Rahbar
- Type: Daily newspaper
- Publisher: Tudeh Party of Iran
- Editor-in-chief: Iraj Eskandari
- Founded: February 1943
- Ceased publication: 1946
- Political alignment: Communism
- Language: Persian
- Headquarters: Tehran
- Sister newspapers: Zafar, Razm, Mardom, several local publications

= Rahbar (newspaper) =

Discontinued communist daily newspaper in Iran (1942–1946)

Rahbar (رهبر) was an Iranian Persian language daily newspaper, published from Tehran. It was the central organ of the communist Tudeh Party of Iran. The decision to launch Rahbar was taken at the First Party Conference held in October 1942, after that Abbas Eskandari, the editor of the erstwhile central organ of the party Siasat, had been expelled from the party.

The paper was first published in February 1943. In the initial phase of Rahbar the Tudeh Party was not officially a communist party, and the editorial line of the newspaper was non-communist constitutionalism.
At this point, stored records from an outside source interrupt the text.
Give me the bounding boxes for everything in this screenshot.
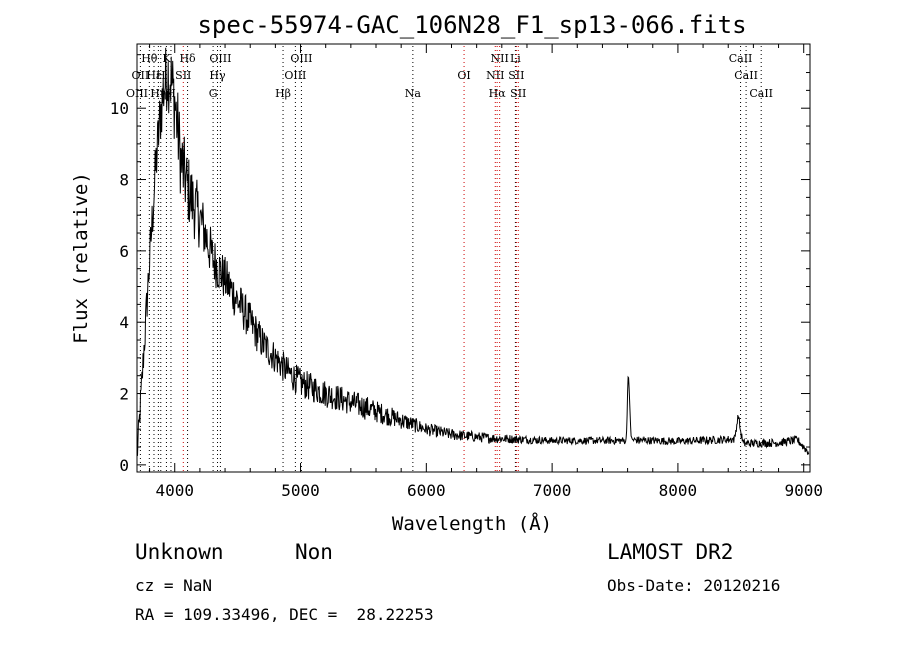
y-tick-label: 8	[119, 171, 129, 190]
axis-ticks: 4000 5000 6000 7000 8000 9000 0 2 4 6 8 10	[110, 44, 823, 500]
object-class: Unknown	[135, 540, 224, 564]
spectral-line-label: G	[209, 87, 218, 100]
spectral-line-label: SII	[508, 69, 524, 82]
y-tick-label: 2	[119, 385, 129, 404]
spectral-line-label: OII	[132, 69, 150, 82]
spectral-line-label: CaII	[729, 52, 753, 65]
spectral-line-label: Hδ	[179, 52, 196, 65]
spectral-line-label: Hα	[489, 87, 507, 100]
y-tick-label: 0	[119, 456, 129, 475]
spectral-line-label: NII	[491, 52, 509, 65]
spectral-line-label: OIII	[126, 87, 148, 100]
spectral-line-label: OIII	[284, 69, 306, 82]
spectral-line-label: K	[162, 52, 171, 65]
survey-name: LAMOST DR2	[607, 540, 734, 564]
spectral-line-label: SII	[175, 69, 191, 82]
spectral-line-label: NII	[486, 69, 504, 82]
spectral-line-label: Hγ	[209, 69, 226, 82]
y-tick-label: 6	[119, 242, 129, 261]
coordinates: RA = 109.33496, DEC = 28.22253	[135, 605, 434, 624]
chart-title: spec-55974-GAC_106N28_F1_sp13-066.fits	[197, 11, 746, 39]
x-tick-label: 4000	[155, 481, 194, 500]
x-tick-label: 9000	[784, 481, 823, 500]
spectral-line-label: Na	[405, 87, 422, 100]
redshift-value: cz = NaN	[135, 576, 213, 595]
spectral-line-label: H	[156, 69, 166, 82]
y-tick-label: 4	[119, 313, 129, 332]
spectrum-series-line	[136, 47, 810, 456]
spectral-line-label: CaII	[734, 69, 758, 82]
spectral-line-label: CaII	[749, 87, 773, 100]
x-tick-label: 6000	[407, 481, 446, 500]
x-tick-label: 5000	[281, 481, 320, 500]
spectral-line-label: OIII	[290, 52, 312, 65]
spectral-line-label: OI	[457, 69, 470, 82]
x-axis-label: Wavelength (Å)	[392, 512, 552, 535]
y-tick-label: 10	[110, 99, 129, 118]
spectral-line-label: Li	[510, 52, 521, 65]
spectral-line-label: OIII	[209, 52, 231, 65]
spectral-line-label: SII	[510, 87, 526, 100]
x-tick-label: 8000	[659, 481, 698, 500]
spectral-line-label: Hβ	[275, 87, 291, 100]
plot-frame	[136, 43, 811, 473]
observation-date: Obs-Date: 20120216	[607, 576, 781, 595]
x-tick-label: 7000	[533, 481, 572, 500]
y-axis-label: Flux (relative)	[70, 172, 92, 344]
spectral-line-label: Hθ	[141, 52, 158, 65]
object-subclass: Non	[295, 540, 333, 564]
During the years of the Second World War, Rahbar (and other Tudeh organs) focused on anti-fascist and pro-peace agitation. During this period it was financed by the Soviet Union.

Iraj Eskandari served as the editor-in-chief of Rahbar. As with the other two key publications of the party (Mardom and Razm) it was edited by a member of the Tudeh parliamentary faction in the Majles.

In June 1943 the trade union organization led by the Tudeh Party, the Central Council of Unions of Iran, decided to adopt Rahbar as their main organ, substituting the union publication Giti until the re-launching of a separate trade unionist newspaper. From June 21, 1943, onwards Rahbar carried a section titled "the party and the workers".

When Rahbar celebrated its anniversary it sold 60,000 copies, almost reaching the levels of the main newspaper of the country, Ettela'at.

In the oil-rich areas in southern Iran, the Anglo-Iranian Oil Company and local authorities enforced a ban on reading and distributing Rahbar. Workers caught reading or selling the paper were usually dismissed from their employments.

On 23 August 1945 Rahbar was shut down by the orders of a military commandant in Tehran.

The publication of Rahbar (as well as the labour newspaper Zafar) was again suspended by the government on 8 December 1946, citing the attacks of the paper against the pro-American policies of the Iranian government. The ban was however lifted by the end of the month.